I went to America … and read twelve books of the Amelia Peabody series by Elizabeth Peters (as you do). I wrote down several amusing quotations. (I would be sitting in a chair and giggling. Yes, people noticed. No, I didn’t mind. My humour was tickled, you see, and when my humour is tickled nothing short of a giggle or a smile will do to indulge it,)
Ordinarily I would agree with your premise, Peabody – that there cannot be many individuals in Egypt who yearn to make off with Ramses – but I have learned to my sorrow, we seem to attract criminals as a dog attracts fleas. I should feel hurt if we had fewer than five or six murderers after us.
– Lion in the Valley
Abdullah clapped his hand to his brow. “Not a dead man, sitt. Not another dead man … ” A flicker of reviving hope returned to his stricken brow. “Is it a mummy you mean, sitt? An old man?”
– Lion in the Valley
… and the same commentator remarked, “It is the Sitt Hakim. No doubt she will cut off the man’s arm,” to which his companion replied eagerly, “Lean back so that I can see better”
– also Lion in the Valley.
“Well, of course,” Emerson said virtuously. “That is my method. Tact, subtle persuasion.”
“Such as calling Mr Budge a rascal and threatening to knock him flat?”
– Hippopotamus Pool
If all else fails, we will simply have to drug our attendants, overpower the guards, raise the oppressed peasants to arms and take over the government
– The Last Camel Died at Noon
I greatly enjoyed reading some of this series. If you are looking for a husband-and-wife archaeologist/mystery-solvin’ team that has plenty of wit and action and a fair dose of history (the author had a PhD in Egyptology after all) then check these books out. And you don’t even need to travel half-way across the world to read them. Like me. If you fancy reading the ebook version, the entire series is £0.77 per book on Amazon, so it isn’t dear at all.

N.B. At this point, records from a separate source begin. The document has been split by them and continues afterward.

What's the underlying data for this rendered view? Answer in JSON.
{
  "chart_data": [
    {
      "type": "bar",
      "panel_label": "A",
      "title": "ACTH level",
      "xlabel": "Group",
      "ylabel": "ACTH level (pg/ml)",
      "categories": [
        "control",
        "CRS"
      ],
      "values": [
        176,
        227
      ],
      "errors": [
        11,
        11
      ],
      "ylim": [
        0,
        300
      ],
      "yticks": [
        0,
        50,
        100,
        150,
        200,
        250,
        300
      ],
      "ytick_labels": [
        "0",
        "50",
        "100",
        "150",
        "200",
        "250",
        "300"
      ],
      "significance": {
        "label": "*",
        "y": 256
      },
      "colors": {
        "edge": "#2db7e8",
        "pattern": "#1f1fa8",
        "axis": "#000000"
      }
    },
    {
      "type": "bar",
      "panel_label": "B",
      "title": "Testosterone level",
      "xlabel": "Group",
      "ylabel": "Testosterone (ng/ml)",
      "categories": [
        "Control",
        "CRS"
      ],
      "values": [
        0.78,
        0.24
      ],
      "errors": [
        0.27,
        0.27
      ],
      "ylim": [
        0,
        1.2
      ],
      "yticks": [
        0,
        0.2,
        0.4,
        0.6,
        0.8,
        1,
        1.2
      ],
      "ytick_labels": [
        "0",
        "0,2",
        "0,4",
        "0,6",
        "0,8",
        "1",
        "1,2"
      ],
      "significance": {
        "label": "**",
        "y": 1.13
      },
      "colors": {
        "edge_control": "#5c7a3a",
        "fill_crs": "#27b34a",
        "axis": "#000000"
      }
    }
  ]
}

Is there objectionable content? One of the things that marred my reading of the later books was the occasional use of Christ’s name as a swear word which for me, as a Christian, is blasphemous and jarring. But the character who uses it (to illustrate his new maturity? Adulthood? Je ne sais pas) … just, read one of the earlier books in the series, when he is just a wee laddie. Next to William Brown (of Just William fame), he is my new Favourite Fictional Child. The End.